Théâtre - Critique

Salle d’attente

Salle d’attente - Critique sortie Théâtre


Le théâtre ici n’est pas un récit. C’est un théâtre fait de moments d’expression intenses et profonds, un théâtre “de l’être et du discontinu”, selon les mots de Jean-Pierre Thibaudat, un théâtre de fulgurances radical. Librement adaptée de Catégorie 3.1 de Lars Noren par le maître polonais Krystian Lupa, la pièce se définit comme un coup de projecteur sur la vie de marginaux égarés dans un parking à l’abandon, graffité et délabré, mais elle éclaire aussi, de façon flagrante, l’amplitude et l’intensité de l’immense travail que le metteur en scène a effectué avec l’équipe d’une quinzaine de jeunes acteurs francophones qu’il a choisie, tous issus de grandes écoles de théâtre. Il a voulu travailler avec des jeunes, au moment où ils deviennent adultes, en quête d’un épanouissement. “ Ce groupe de jeunes gens a pris en charge le processus d’identification avec les personnages avec une fascination incroyable et je m’y attendais,” dit-il.
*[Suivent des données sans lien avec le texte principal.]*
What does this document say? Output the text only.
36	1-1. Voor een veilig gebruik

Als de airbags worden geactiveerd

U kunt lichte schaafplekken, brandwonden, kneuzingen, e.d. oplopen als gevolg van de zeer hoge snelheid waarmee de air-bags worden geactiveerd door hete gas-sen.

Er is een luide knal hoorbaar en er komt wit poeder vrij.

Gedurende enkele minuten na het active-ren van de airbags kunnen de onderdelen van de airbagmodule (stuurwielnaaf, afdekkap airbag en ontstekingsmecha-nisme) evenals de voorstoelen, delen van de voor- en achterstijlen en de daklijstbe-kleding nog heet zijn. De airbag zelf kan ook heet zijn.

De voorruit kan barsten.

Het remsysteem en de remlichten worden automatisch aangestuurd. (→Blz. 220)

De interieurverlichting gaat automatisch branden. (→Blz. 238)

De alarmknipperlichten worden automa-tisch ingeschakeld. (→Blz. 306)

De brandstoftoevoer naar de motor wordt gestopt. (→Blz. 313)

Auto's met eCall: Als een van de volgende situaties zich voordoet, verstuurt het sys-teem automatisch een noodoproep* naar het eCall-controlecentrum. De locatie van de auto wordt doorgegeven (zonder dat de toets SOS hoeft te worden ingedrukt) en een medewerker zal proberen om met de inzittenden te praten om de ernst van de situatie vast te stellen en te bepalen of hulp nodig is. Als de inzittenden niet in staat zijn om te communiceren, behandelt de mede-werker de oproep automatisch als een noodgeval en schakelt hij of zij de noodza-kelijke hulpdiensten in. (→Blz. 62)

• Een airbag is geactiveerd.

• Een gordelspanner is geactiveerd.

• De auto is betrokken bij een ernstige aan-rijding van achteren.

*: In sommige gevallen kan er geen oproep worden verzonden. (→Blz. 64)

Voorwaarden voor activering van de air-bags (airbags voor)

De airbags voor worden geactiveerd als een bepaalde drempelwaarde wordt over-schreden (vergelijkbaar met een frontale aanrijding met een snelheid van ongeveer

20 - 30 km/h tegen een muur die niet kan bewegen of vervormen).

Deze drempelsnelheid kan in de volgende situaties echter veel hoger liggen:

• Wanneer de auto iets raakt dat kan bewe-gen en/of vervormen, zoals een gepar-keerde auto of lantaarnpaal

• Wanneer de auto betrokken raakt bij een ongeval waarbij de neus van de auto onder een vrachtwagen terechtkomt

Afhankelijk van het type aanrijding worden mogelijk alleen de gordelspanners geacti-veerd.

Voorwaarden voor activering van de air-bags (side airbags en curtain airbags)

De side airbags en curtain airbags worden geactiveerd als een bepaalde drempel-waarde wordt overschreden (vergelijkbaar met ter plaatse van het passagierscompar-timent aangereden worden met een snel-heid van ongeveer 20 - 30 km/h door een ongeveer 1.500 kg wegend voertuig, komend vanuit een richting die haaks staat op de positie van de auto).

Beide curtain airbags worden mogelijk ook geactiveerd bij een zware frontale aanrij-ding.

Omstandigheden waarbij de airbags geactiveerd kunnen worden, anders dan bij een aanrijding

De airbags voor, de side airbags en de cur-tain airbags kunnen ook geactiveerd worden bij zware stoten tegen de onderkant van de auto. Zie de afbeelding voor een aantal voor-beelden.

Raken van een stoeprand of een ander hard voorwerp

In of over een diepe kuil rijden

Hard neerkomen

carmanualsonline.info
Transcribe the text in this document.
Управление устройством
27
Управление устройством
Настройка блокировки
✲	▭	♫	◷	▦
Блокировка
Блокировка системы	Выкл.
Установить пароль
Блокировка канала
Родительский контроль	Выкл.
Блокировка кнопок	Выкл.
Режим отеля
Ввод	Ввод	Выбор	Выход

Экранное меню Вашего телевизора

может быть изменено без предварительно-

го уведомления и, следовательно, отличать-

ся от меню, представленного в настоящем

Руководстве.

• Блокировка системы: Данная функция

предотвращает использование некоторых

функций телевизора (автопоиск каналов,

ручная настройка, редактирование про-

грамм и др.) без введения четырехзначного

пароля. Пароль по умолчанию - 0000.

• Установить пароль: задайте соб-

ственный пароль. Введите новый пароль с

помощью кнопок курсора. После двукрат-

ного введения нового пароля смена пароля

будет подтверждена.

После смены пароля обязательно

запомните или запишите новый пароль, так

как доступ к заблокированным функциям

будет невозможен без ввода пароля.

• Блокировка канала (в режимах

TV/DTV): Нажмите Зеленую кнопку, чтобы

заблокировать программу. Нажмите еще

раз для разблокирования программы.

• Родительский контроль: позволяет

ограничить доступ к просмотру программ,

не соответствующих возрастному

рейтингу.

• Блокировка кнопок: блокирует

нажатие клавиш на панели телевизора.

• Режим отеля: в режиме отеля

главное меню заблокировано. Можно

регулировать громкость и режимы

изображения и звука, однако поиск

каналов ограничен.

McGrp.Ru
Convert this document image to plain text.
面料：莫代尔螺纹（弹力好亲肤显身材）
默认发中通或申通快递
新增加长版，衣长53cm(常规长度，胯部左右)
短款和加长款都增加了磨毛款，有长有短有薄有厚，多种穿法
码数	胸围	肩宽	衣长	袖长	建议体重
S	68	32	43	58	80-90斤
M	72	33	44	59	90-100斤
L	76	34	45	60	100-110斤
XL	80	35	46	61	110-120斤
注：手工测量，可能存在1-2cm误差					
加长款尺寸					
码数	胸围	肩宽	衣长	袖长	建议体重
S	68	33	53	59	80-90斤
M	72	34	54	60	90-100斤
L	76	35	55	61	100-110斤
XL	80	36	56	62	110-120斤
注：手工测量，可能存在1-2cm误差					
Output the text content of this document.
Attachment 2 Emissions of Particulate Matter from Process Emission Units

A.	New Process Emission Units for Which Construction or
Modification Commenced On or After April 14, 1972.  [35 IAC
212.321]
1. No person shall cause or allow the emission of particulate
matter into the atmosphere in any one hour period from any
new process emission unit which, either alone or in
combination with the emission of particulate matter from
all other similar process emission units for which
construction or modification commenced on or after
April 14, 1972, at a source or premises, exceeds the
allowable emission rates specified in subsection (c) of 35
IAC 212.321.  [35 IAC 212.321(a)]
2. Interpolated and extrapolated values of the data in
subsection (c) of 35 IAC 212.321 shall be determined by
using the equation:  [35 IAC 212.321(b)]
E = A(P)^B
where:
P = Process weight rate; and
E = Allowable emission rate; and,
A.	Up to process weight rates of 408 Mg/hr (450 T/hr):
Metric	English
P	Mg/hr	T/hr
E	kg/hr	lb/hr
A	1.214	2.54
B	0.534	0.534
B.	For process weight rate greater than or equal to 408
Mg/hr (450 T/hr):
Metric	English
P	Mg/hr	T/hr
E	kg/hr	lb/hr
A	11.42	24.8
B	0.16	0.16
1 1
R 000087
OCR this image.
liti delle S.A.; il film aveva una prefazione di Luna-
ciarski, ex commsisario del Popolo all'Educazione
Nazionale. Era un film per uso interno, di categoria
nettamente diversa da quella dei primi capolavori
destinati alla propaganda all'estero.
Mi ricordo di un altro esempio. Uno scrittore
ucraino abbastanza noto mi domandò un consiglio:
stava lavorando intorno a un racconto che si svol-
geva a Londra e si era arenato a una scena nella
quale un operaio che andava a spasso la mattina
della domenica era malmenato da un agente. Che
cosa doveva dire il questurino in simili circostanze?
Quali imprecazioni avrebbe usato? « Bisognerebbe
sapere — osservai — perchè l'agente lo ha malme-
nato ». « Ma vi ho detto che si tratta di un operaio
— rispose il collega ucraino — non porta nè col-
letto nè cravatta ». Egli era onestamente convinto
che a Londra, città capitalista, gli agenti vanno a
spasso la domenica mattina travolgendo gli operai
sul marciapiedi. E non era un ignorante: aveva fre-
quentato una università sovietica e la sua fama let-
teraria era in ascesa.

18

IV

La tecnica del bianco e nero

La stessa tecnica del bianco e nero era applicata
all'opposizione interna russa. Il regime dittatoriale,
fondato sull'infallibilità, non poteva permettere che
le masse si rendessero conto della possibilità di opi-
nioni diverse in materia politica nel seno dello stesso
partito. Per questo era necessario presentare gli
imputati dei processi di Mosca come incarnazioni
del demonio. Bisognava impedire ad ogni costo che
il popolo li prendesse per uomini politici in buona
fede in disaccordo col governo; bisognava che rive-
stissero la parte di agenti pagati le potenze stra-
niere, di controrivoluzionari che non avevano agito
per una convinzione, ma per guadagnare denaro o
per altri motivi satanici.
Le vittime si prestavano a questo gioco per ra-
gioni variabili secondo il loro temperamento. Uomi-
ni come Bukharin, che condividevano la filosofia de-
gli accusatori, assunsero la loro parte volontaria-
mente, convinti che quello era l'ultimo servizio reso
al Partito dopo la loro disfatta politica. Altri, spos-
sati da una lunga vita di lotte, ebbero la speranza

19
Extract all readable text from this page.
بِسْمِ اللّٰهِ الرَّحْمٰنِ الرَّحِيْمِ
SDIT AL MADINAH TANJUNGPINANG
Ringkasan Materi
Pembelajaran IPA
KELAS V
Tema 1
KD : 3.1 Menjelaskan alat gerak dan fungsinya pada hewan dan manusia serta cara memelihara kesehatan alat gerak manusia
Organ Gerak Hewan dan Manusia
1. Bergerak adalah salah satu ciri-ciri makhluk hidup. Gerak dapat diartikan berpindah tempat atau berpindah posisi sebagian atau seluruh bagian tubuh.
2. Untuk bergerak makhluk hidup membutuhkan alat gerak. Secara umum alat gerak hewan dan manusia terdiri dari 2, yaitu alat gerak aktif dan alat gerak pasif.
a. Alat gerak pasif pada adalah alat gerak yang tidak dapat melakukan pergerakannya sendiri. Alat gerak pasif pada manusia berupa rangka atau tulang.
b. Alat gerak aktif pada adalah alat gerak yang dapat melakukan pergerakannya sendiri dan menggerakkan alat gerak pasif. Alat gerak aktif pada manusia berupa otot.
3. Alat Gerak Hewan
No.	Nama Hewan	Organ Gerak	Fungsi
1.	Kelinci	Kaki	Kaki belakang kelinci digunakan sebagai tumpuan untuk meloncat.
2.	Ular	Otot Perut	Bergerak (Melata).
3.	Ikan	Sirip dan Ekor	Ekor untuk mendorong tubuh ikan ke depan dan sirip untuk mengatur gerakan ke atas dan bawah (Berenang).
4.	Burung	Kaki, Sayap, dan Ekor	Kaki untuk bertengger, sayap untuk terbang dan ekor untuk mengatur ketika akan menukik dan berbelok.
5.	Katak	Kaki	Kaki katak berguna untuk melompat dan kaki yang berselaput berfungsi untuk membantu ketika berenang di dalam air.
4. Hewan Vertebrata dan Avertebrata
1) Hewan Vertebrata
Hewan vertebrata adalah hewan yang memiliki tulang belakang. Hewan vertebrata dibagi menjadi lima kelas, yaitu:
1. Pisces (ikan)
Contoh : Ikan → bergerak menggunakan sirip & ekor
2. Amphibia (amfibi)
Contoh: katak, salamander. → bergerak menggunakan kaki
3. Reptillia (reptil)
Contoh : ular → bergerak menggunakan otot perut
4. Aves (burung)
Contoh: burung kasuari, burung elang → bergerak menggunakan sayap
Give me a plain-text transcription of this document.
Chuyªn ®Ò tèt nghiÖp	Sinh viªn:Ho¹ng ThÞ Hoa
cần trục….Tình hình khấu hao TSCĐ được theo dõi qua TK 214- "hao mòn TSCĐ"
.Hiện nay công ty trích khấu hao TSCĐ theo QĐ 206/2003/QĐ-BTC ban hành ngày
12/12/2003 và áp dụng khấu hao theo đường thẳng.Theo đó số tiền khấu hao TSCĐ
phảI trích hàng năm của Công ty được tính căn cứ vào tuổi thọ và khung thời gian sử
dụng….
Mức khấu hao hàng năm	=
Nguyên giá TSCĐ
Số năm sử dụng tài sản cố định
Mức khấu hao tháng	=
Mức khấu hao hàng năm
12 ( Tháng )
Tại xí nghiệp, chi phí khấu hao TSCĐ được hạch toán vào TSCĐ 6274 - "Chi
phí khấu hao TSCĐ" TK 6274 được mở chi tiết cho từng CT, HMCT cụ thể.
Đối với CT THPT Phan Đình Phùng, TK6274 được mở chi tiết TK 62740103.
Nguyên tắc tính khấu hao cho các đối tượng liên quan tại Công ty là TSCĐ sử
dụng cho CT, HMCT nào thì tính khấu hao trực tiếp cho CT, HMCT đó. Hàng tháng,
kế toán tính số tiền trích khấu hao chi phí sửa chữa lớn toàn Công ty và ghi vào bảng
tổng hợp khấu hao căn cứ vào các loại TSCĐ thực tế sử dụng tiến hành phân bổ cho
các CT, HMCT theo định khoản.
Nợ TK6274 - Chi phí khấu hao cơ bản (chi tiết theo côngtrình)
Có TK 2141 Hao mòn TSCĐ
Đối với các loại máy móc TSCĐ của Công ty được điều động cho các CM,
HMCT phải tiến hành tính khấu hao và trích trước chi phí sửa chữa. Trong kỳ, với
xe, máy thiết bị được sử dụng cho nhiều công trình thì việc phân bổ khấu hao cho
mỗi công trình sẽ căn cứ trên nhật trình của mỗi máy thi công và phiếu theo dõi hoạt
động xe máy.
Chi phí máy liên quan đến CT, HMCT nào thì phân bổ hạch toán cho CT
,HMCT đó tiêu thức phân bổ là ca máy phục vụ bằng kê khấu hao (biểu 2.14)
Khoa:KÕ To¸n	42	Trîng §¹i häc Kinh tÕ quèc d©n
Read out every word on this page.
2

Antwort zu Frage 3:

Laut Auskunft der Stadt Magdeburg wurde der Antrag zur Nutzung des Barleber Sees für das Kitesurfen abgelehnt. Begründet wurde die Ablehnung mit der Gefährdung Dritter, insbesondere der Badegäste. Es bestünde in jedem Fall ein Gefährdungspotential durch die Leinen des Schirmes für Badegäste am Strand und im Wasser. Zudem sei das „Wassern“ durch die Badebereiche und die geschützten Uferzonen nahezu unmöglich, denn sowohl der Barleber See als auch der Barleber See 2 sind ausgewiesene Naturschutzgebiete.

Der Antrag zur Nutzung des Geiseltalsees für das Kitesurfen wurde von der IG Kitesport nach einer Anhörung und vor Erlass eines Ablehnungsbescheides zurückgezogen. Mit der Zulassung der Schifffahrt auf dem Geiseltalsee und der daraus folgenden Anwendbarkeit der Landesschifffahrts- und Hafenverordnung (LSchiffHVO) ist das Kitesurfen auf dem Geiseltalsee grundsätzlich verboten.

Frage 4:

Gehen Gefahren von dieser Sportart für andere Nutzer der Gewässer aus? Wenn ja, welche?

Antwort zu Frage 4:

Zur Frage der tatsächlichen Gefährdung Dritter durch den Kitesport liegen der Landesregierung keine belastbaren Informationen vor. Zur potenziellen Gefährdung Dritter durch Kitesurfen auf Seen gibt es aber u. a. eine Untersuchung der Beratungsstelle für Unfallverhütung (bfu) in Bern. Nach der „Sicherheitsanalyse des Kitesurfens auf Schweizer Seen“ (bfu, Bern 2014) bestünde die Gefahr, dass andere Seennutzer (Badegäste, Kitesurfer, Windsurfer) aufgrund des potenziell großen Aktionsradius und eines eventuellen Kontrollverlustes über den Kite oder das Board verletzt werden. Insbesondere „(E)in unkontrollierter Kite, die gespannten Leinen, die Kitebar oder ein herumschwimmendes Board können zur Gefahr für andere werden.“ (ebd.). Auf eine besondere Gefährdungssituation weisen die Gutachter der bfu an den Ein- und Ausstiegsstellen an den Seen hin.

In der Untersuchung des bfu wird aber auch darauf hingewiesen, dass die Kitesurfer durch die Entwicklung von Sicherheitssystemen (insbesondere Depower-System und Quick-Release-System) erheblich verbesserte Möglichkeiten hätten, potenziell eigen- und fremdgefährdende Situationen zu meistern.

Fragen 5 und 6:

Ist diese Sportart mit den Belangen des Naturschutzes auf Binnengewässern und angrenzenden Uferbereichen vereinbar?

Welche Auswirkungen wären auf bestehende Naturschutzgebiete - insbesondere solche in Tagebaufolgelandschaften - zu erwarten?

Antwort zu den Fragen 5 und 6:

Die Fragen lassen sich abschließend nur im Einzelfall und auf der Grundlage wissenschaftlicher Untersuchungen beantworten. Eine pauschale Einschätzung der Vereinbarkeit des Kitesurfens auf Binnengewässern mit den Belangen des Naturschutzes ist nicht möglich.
C’est ainsi la détresse que l’on voit, mais c’est aussi ce vivant paradoxe de l’acteur – être soi et un autre que soi -, que l’on ressent ici profondément. Grâce aux exigences de Krystian Lupa, on admire le travail de l’acteur, jusqu’à parfois presque en être effrayé : ce travail est une quête, un cheminement organique, étonnant, vers des territoires inconnus. Au-delà du jeu, des conventions, du psychologique ou du cérébral, à l’intérieur de soi.

De l’espoir à l’infini…

C’est parce que ces acteurs sont si jeunes et si totalement engagés que l’on est tellement touché par leur performance, qui va loin, très loin, jusqu’à des scènes très crues, qui peuvent d’ailleurs laisser sceptiques. Les visages et les monologues des acteurs, saisis en gros plan sur écran vidéo, laissent voir le terreau de l’improvisation : le travail de l’acteur est un don de soi ! La pièce met à nu la précarisation et le dénuement extrêmes des personnages, qui expriment leurs pulsions primitives au-delà des normes sociales et du rythme des jours. Leur marginalité et leur détresse ont quelque chose de définitif. Le titre original désigne la case réservée aux cas sociaux dans les formulaires de l’administration suédoise. Au-delà du temps, Salle d’attente désigne en sus la condition humaine, une perpétuelle attente, de tout, de rien, du néant, de la mort, de l’oubli mortifère que procure la drogue, absorbant et détruisant tout désir. Il y a de l’espoir à l’infini… mais pas pour nous, clame un personnage, citant explicitement Kafka (qui connaît le sujet). La scène finale, éloquente, se vit en partage avec les spectateurs, destinataires ultimes. Tous excellents, les acteurs se dépassent et ont sans doute beaucoup appris… 

Agnès Santi


Salle d’Attente, inspiré de Catégorie 3.1 de Lars Noren, texte, scénographie et mise en scène Krystian Lupa, du 7 janvier au 4 février à 20h au Théâre de la Colline, 75020 Paris. Tél : 01 44 62 52 52. MC2 à Grenoble du 7 au 11 février, tél : 04 76 00 79 00, Equinoxe à Châteauroux le 16, tél : 02 54 08 34 34, Théâtre de l’Archipel à Perpignan les 28 et 29, tél : 04 68 62 62 00. Durée : 3h30.